At Barnard College, she chafes against teaching in writing and literature, which seems designed to re-enforce her respectability rather than her creative talent and energy. Her writing instructor forbids his charges to use sentence fragments, which are for “effect,” something he seems to believe should be forbidden girls. He announces that if his students were going to be writers, they wouldn’t be at Barnard: they’d be riding the rails. He means: they wouldn’t be girls.
Johnson’s awareness of this double-standard crystallizes as she tries to find a soul mate amongst the young men of her generation: “I’d learned myself by the age of sixteen that just as girls guarded their virginity, boys guarded something less tangible which they called Themselves. They seemed to believe they had a mission in life, from which they could easily be deflected by being exposed to too much emotion.”

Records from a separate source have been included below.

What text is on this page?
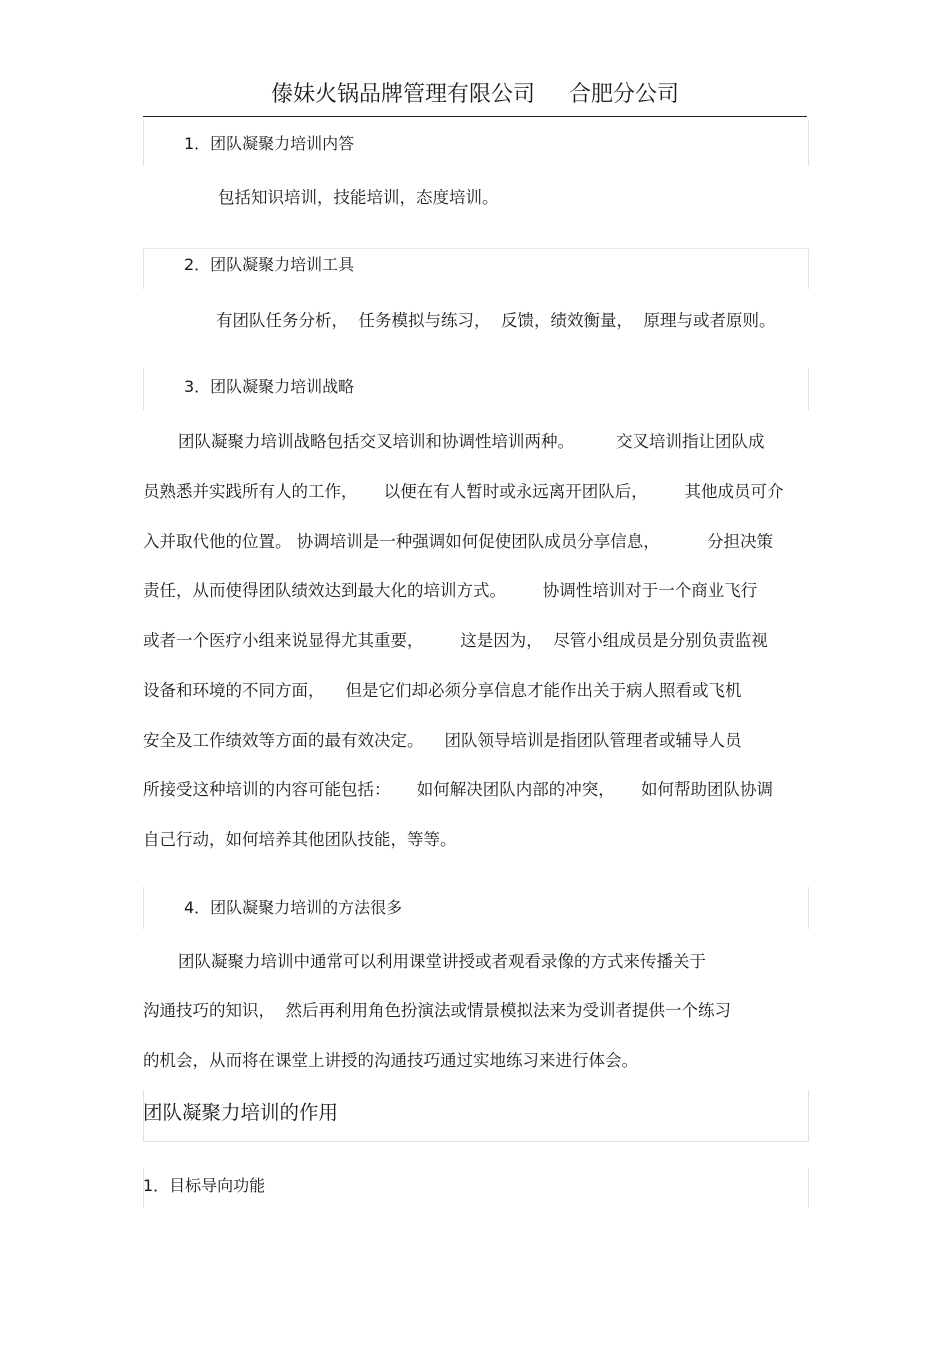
傣妹火锅品牌管理有限公司 合肥分公司
1．团队凝聚力培训内答
包括知识培训，技能培训，态度培训。
2．团队凝聚力培训工具
有团队任务分析，  任务模拟与练习，  反馈，绩效衡量，  原理与或者原则。
3．团队凝聚力培训战略
团队凝聚力培训战略包括交叉培训和协调性培训两种。        交叉培训指让团队成
员熟悉并实践所有人的工作，     以便在有人暂时或永远离开团队后，       其他成员可介
入并取代他的位置。 协调培训是一种强调如何促使团队成员分享信息，         分担决策
责任，从而使得团队绩效达到最大化的培训方式。       协调性培训对于一个商业飞行
或者一个医疗小组来说显得尤其重要，       这是因为，  尽管小组成员是分别负责监视
设备和环境的不同方面，    但是它们却必须分享信息才能作出关于病人照看或飞机
安全及工作绩效等方面的最有效决定。    团队领导培训是指团队管理者或辅导人员
所接受这种培训的内容可能包括：     如何解决团队内部的冲突，     如何帮助团队协调
自己行动，如何培养其他团队技能，等等。
4．团队凝聚力培训的方法很多
团队凝聚力培训中通常可以利用课堂讲授或者观看录像的方式来传播关于
沟通技巧的知识，  然后再利用角色扮演法或情景模拟法来为受训者提供一个练习
的机会，从而将在课堂上讲授的沟通技巧通过实地练习来进行体会。
团队凝聚力培训的作用
1．目标导向功能
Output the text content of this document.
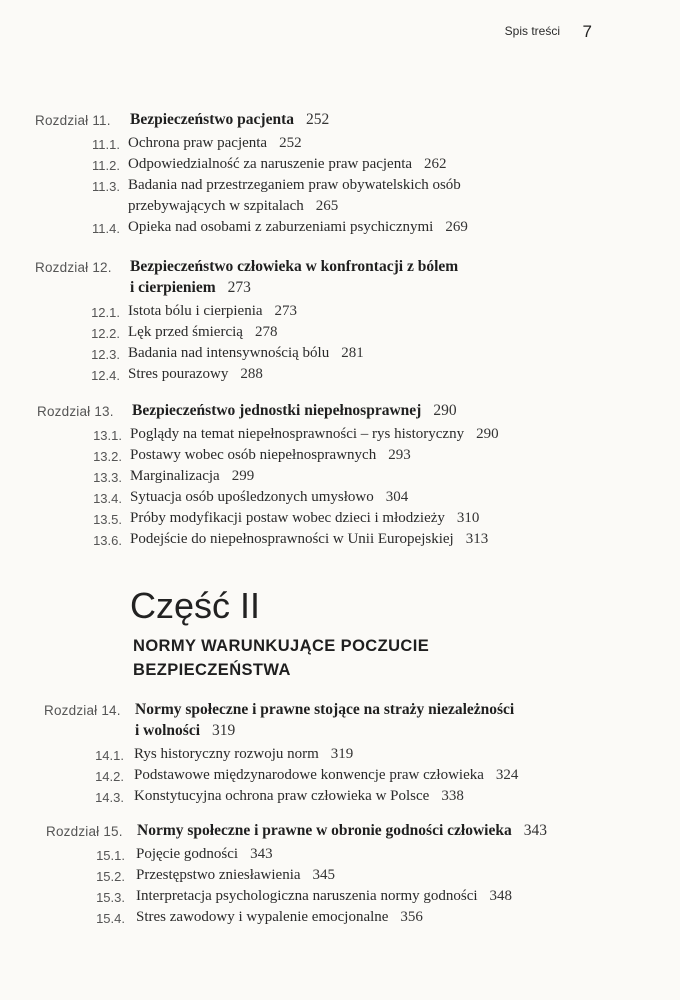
Spis treści	7
Rozdział 11. Bezpieczeństwo pacjenta 252
11.1. Ochrona praw pacjenta 252
11.2. Odpowiedzialność za naruszenie praw pacjenta 262
11.3. Badania nad przestrzeganiem praw obywatelskich osób
przebywających w szpitalach 265
11.4. Opieka nad osobami z zaburzeniami psychicznymi 269
Rozdział 12. Bezpieczeństwo człowieka w konfrontacji z bólem
i cierpieniem 273
12.1. Istota bólu i cierpienia 273
12.2. Lęk przed śmiercią 278
12.3. Badania nad intensywnością bólu 281
12.4. Stres pourazowy 288
Rozdział 13. Bezpieczeństwo jednostki niepełnosprawnej 290
13.1. Poglądy na temat niepełnosprawności – rys historyczny 290
13.2. Postawy wobec osób niepełnosprawnych 293
13.3. Marginalizacja 299
13.4. Sytuacja osób upośledzonych umysłowo 304
13.5. Próby modyfikacji postaw wobec dzieci i młodzieży 310
13.6. Podejście do niepełnosprawności w Unii Europejskiej 313
Rozdział 14. Normy społeczne i prawne stojące na straży niezależności
i wolności 319
14.1. Rys historyczny rozwoju norm 319
14.2. Podstawowe międzynarodowe konwencje praw człowieka 324
14.3. Konstytucyjna ochrona praw człowieka w Polsce 338
Rozdział 15. Normy społeczne i prawne w obronie godności człowieka 343
15.1. Pojęcie godności 343
15.2. Przestępstwo zniesławienia 345
15.3. Interpretacja psychologiczna naruszenia normy godności 348
15.4. Stres zawodowy i wypalenie emocjonalne 356
Część II
NORMY WARUNKUJĄCE POCZUCIE
BEZPIECZEŃSTWA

Through a friend, Johnson meets the poet Allen Ginsberg, who sets her up on a blind date with Jack Kerouac. Johnson—twenty-one and a college dropout—picks up the tab. Kerouac wishes aloud that he were alone at the top of a mountain, then suggests that Johnson move in with him. When they reach his apartment, he mutters that he dislikes blondes. Nevertheless, they become an item.

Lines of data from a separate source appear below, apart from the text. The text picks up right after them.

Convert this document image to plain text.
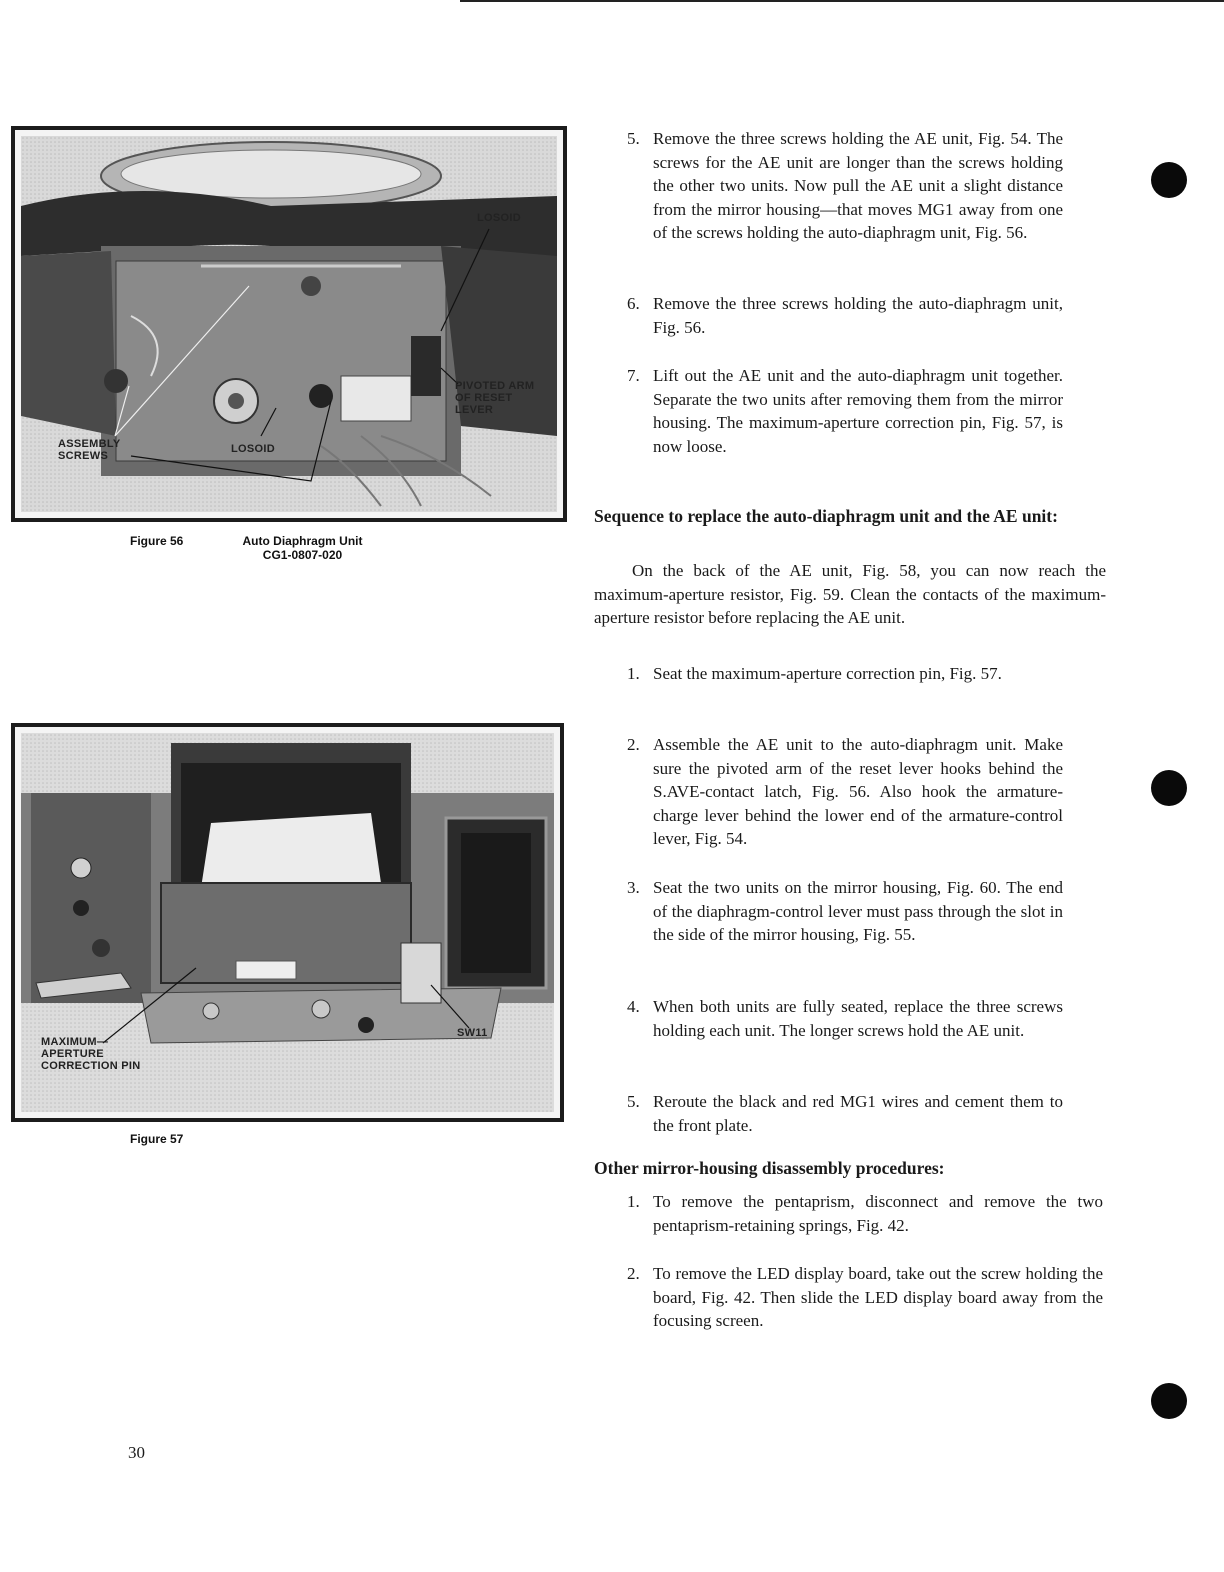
LOSOID
PIVOTED ARM
OF RESET
LEVER
ASSEMBLY
SCREWS
LOSOID
Figure 56	Auto Diaphragm Unit
CG1-0807-020
MAXIMUM—
APERTURE
CORRECTION PIN
SW11
Figure 57
5. Remove the three screws holding the AE unit, Fig. 54. The screws for the AE unit are longer than the screws holding the other two units. Now pull the AE unit a slight distance from the mirror housing—that moves MG1 away from one of the screws holding the auto-diaphragm unit, Fig. 56.
6. Remove the three screws holding the auto-diaphragm unit, Fig. 56.
7. Lift out the AE unit and the auto-diaphragm unit together. Separate the two units after removing them from the mirror housing. The maximum-aperture correction pin, Fig. 57, is now loose.
Sequence to replace the auto-diaphragm unit and the AE unit:
On the back of the AE unit, Fig. 58, you can now reach the maximum-aperture resistor, Fig. 59. Clean the contacts of the maximum-aperture resistor before replacing the AE unit.
1. Seat the maximum-aperture correction pin, Fig. 57.
2. Assemble the AE unit to the auto-diaphragm unit. Make sure the pivoted arm of the reset lever hooks behind the S.AVE-contact latch, Fig. 56. Also hook the armature-charge lever behind the lower end of the armature-control lever, Fig. 54.
3. Seat the two units on the mirror housing, Fig. 60. The end of the diaphragm-control lever must pass through the slot in the side of the mirror housing, Fig. 55.
4. When both units are fully seated, replace the three screws holding each unit. The longer screws hold the AE unit.
5. Reroute the black and red MG1 wires and cement them to the front plate.
Other mirror-housing disassembly procedures:
1. To remove the pentaprism, disconnect and remove the two pentaprism-retaining springs, Fig. 42.
2. To remove the LED display board, take out the screw holding the board, Fig. 42. Then slide the LED display board away from the focusing screen.
30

Just nine months later, Kerouac publishes
On the Road and becomes the most visible figure of the Beat generation. For the next two years, Johnson, who is hard at work on a novel of her own, is known only as Kerouac’s girlfriend. It is a heavy responsibility. Kerouac quickly tires of fame, his drinking worsens, and Johnson finds herself charged with the responsibility of telling him when “it is time to go home.” She is his friend, adviser, cheerleader, but she is not the love of his life. Kerouac reserves his passion for dark-haired women. Nor is she his fellow-artist. For Kerouac and the rest of the Beats, art is a masculine calling.
Instead, Johnson listens to endless stories culled from Kerouac’s travels and nights of hard drinking, stories “of a hundred small occasions when in the ripening atmosphere of some midnight or endless beery afternoon came the moment when the absolutely right and perfect, irreducibly masculine thing was said or demonstrated unforgettably—an illumination worth waiting hours for.”

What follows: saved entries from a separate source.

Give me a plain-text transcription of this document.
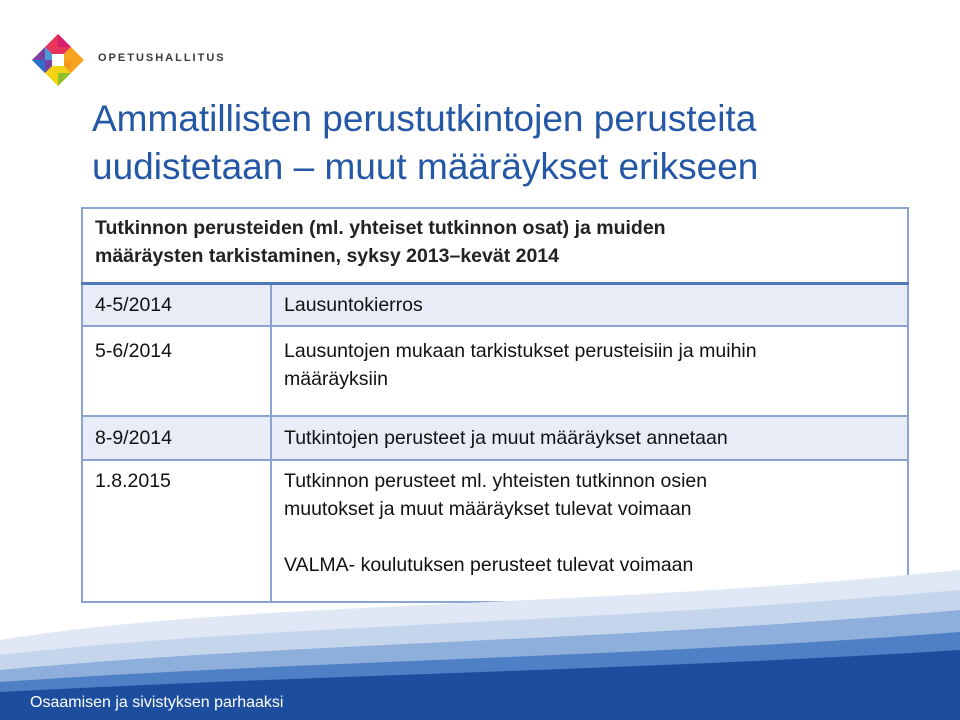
OPETUSHALLITUS
Ammatillisten perustutkintojen perusteita
uudistetaan – muut määräykset erikseen
Tutkinnon perusteiden (ml. yhteiset tutkinnon osat) ja muiden
määräysten tarkistaminen, syksy 2013–kevät 2014	
4-5/2014	Lausuntokierros
5-6/2014	Lausuntojen mukaan tarkistukset perusteisiin ja muihin
määräyksiin
8-9/2014	Tutkintojen perusteet ja muut määräykset annetaan
1.8.2015	Tutkinnon perusteet ml. yhteisten tutkinnon osien
muutokset ja muut määräykset tulevat voimaan
VALMA- koulutuksen perusteet tulevat voimaan
Osaamisen ja sivistyksen parhaaksi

Hemmed in by the dominant assumptions of the era, Johnson finds herself accepting the narrative that “the heightened moment, intensity for its own sake” is something men “apparently find only when they’re with each other.”
Writing her memoir, Johnson offers a corrective. Alongside her own story, she portrays the women of the Beat generation, too often regarded simply as helpmeets, destined to pick up a male artist, “straighten him out a little, clean up the studio, contribute to the rent, have a baby or two, become one of those weary, quiet, self-sacrificing, widely respected women brought by their men to the Cedar on occasional Saturday nights in their limp thrift-shop dresses made interesting with beads. Even a very young women can achieve old-ladyhood, become the mainstay of someone else's self-destructive genius.”
She traces the lives of her friends Elise Cowen and Hetty Cohen. Cowen’s life leads her down a dark road of drug addiction to eventual suicide. Cohen married the black poet LeRoi Jones, faithfully supporting him in the creation of his work, only to be left with her two children by him when the assassination of Malcolm X caused Jones—now Amiri Baraka—to reject his ties to his white wife.
Reflecting on her experiences, Johnson feels grateful for the “permanent sense of impermanence” her youth imparted to her. She has managed to retain her youthful “sense of expectancy” but she also knows that expectancy is to some extent simply a condition of youth and not the same thing as optimism or excitement for the future.